Landrat Pipa: „Dieses Gesetz ist Mist“

Main-Kinzig-Kreis - Etwas länger als ein Jahr ist es her, als Landrat Erich Pipa als Sachverständiger für die FDP im Bundesausschuss für Arbeit und Soziales gegen den damaligen Gesetzentwurf zur Neuausrichtung der arbeitsmarktpolitischen Instrumente wetterte. Von Dirk Iding

Das Gesetz ist ein riesengroßer Fehler, es schränkt die Handlungsfreiheit vor Ort ein. Uns werden Daumenschrauben angelegt“, kritisierte Pipa und prognostizierte einen erheblich Anstieg der Langzeitarbeitslosen, weil diese nicht mehr passgenau und individuell für ihre Wiedereingliederung fit gemacht werden könnten.

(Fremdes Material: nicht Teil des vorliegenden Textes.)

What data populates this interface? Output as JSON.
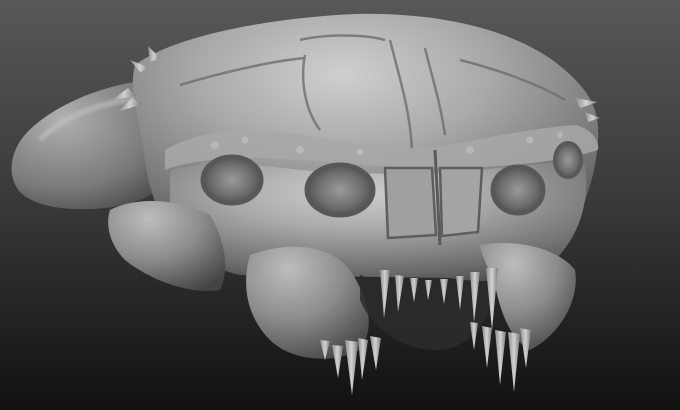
{
  "scene": {
    "subject": "sculpted-creature-skull",
    "background_top": "#565656",
    "background_bottom": "#121212",
    "material_light": "#b5b5b5",
    "material_mid": "#8b8b8b",
    "material_shadow": "#3a3a3a",
    "fang_color": "#c8c8c8"
  }
}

Ein Jahr später liegen die ersten Zahlen vor. „Leider habe ich Recht behalten. Nach einem Jahr Herumgemurkse mit dem neuen Instrumentenkoffer muss ich feststellen, dass dieses Gesetz die Arbeitslosigkeit nicht abbaut, sondern im Gegenteil sogar fördert“, lautet die Bilanz des Landrates. Denn ohne vorgeschaltete Eingliederungsmaßnahmen seien Langzeitarbeitslose auf dem ersten Arbeitsmarkt so gut wie chancenlos. Zu diesen vorgeschalteten Maßnahmen gehörten beispielsweise berufsbezogene Sprachkurse, das Nachholen des Hauptschulabschlusses oder auch spezielle Angebote für Jugendliche, die noch keinen Zugang zum Arbeitsleben gefunden haben. Pipa: „Davon dürfen wir nichts mehr anbieten, andere erfolgreiche Projekte wie die Ausbildung langzeitarbeitsloser Jugendlicher oder auch eine betriebliche Ausbildung Alleinerziehender werden vom Bund nicht mehr als förderungswürdig erachtet.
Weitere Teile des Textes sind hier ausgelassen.